Intervention de Denis Salas

Réunion du 12 juin 2015 à 9h00
Groupe de travail sur l'avenir des institutions

Denis Salas :

Je ne suis pas dans l'esprit de la CEDH pour mesurer l'impact qu'aurait sur sa jurisprudence une nomination du parquet par le CSM. Ce serait assurément une étape très importante, mais peut-être pas suffisante. Depuis le temps que nous la réclamons, cette évolution ne pourrait être que souhaitable, même si elle ne correspond pas aux standards d'excellence de la CEDH. La mutation sera plus importante encore lorsque la culture d'autonomie se sera installée, mais cela prendra du temps. J'ai rappelé deux siècles de culture d'obéissance, de soumission, de déférence. Les hommes et les femmes de ce corps très hiérarchisé devront s'autoriser à prendre une place qui n'est pas celle que l'histoire les avait habitués à occuper. L'acquisition de cette culture d'autonomie dans les décisions et les réquisitions prendra du temps. Les justiciables seront confrontés à des hommes et à des femmes, non pas à des principes, qui devront se persuader que leur culture n'est plus celle de la soumission mais de l'autonomie raisonnable.

Les nominations avalisées par le CSM auraient pour conséquence de professionnaliser le corps des procureurs et de le prémunir contre les dérives que provoquent certains appétits de carrière.

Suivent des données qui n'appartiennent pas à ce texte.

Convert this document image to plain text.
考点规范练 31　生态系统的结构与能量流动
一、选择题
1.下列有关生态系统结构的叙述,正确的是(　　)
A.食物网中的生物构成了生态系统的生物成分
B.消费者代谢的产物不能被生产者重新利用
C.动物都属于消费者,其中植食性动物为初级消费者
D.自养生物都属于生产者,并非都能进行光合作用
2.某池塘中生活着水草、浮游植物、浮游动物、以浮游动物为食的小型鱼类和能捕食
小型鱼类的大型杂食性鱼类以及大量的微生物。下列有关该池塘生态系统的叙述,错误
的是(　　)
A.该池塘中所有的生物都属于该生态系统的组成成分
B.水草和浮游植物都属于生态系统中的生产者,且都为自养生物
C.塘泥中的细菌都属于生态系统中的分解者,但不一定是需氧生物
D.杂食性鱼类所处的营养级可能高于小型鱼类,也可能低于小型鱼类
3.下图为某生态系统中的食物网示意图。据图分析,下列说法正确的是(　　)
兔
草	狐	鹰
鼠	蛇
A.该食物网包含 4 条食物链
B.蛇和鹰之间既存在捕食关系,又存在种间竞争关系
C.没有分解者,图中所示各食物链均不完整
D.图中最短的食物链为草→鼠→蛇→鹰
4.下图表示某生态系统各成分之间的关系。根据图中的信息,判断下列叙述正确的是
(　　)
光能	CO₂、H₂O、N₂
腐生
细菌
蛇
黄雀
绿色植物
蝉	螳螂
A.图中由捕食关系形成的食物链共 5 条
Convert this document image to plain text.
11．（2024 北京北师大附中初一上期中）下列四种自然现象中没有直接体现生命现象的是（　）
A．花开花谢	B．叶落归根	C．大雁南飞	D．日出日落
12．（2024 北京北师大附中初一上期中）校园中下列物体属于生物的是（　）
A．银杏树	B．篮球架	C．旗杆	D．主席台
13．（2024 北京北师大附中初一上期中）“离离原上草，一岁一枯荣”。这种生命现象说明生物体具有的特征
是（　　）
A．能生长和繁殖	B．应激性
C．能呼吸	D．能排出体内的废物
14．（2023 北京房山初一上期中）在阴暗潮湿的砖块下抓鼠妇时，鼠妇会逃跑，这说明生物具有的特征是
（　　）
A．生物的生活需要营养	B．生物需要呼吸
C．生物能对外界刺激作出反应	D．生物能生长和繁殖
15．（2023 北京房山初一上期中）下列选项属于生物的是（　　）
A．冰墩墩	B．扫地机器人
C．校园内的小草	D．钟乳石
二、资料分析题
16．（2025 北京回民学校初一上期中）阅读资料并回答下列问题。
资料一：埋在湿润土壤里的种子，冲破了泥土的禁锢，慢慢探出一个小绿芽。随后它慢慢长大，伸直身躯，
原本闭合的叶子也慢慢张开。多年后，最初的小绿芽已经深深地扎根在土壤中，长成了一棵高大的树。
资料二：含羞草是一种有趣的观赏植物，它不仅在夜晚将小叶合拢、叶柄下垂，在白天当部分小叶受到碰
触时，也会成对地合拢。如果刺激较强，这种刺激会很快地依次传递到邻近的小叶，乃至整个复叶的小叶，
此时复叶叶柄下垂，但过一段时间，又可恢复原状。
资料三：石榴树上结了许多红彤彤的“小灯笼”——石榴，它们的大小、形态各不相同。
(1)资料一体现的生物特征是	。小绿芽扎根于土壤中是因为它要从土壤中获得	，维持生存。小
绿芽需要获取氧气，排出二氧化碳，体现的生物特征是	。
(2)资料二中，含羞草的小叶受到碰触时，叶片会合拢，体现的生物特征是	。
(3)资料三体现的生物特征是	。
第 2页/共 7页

Elles apaiseraient bien des ambitions. Nous avons vu cette évolution en Belgique : lorsque les nominations ont été avalisées par le Conseil supérieur de la justice, il a été possible d'organiser la profession en dehors d'une perspective de carrière.

J'ai peu de choses à dire sur l'aide juridictionnelle. Je pensais que notre pays n'était pas mal placé en Europe. Mme Taubira s'est, semble-t-il, attelée à cette question qui mérite une réflexion.

Pour conclure, nous sommes les héritiers d'une culture qui ne nous prépare pas au changement. À cet égard, le rôle du Parlement est important car nous avons besoin qu'on nous montre la voie. Le corps ne sait pas très bien sur quel pied danser, victime des revirements à chaque changement de gouvernement, oscillant entre soumission et autonomie. Cette situation ne peut plus durer. C'est pour cette raison que la CEDH nous condamne régulièrement. L'État de droit mérite d'être stabilisé. Cela passe, me semble-t-il, par cette réforme du CSM et des parquets. Vous pouvez inciter le Président de la République et le Gouvernement à aller dans cette direction. Le moment est venu. Nous avons trop attendu. Nous payons cet atermoiement par un mouvement perpétuel de construction et de déconstruction de l'État de droit qui n'aura pas de fin. C'est à vous de nous aider à construire un État de droit digne de notre démocratie.